Heart rate refers to the number of heartbeats a person has per minute. It is also commonly referred to as a pulse. A low resting heart rate is usually a sign of good health. In this article you will learn how to measure the resting heart rate and then the ideal range and how to lower the heart rate immediately and in the long term.
The easiest way to measure your heart rate is to place your index and middle fingers next to each other on your neck below the edge of your jaw. Count how many heartbeats occur in 60 seconds. Some people can also feel their pulse in their wrist. It may be easier to count the number of heartbeats in 30 seconds and then multiply the result by 2. The heart rate is best measured after a long period of rest. The ideal is to count your heartbeats first thing in the morning while still in bed.
How to lower heart rate
When heart rate suddenly increases in response to issues like emotional stress or environmental factors, the best way to reduce it is to treat the cause.

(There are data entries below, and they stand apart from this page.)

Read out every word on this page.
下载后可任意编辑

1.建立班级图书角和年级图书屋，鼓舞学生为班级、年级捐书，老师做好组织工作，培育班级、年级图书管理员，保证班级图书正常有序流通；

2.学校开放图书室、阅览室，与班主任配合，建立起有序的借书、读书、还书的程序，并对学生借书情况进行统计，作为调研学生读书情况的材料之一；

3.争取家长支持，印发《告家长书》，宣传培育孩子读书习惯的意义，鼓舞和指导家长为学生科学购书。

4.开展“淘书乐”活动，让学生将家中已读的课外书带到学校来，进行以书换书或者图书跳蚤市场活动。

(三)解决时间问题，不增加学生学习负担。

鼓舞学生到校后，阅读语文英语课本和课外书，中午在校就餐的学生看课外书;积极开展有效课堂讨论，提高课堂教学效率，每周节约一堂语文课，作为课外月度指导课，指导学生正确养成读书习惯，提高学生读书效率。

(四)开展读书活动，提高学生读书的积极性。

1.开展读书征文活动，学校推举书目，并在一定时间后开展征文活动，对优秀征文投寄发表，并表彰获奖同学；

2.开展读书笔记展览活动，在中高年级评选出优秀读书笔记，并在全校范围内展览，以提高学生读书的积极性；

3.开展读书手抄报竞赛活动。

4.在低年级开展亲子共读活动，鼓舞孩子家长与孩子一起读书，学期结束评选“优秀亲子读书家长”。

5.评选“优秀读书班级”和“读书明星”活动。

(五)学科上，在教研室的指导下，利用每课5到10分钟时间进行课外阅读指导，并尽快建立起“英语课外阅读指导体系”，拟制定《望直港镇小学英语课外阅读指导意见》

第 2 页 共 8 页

Ways to reduce sudden changes in heart rate include:
– Practice deep or guided breathing techniques
– Relax and try to stay calm
– go for a walk, preferably away from an urban environment
– Take a warm and relaxing bath or shower
– Practice stretching and relaxation exercises, such as yoga.
Many lifestyle habits can contribute to a lower resting heart rate over the long term.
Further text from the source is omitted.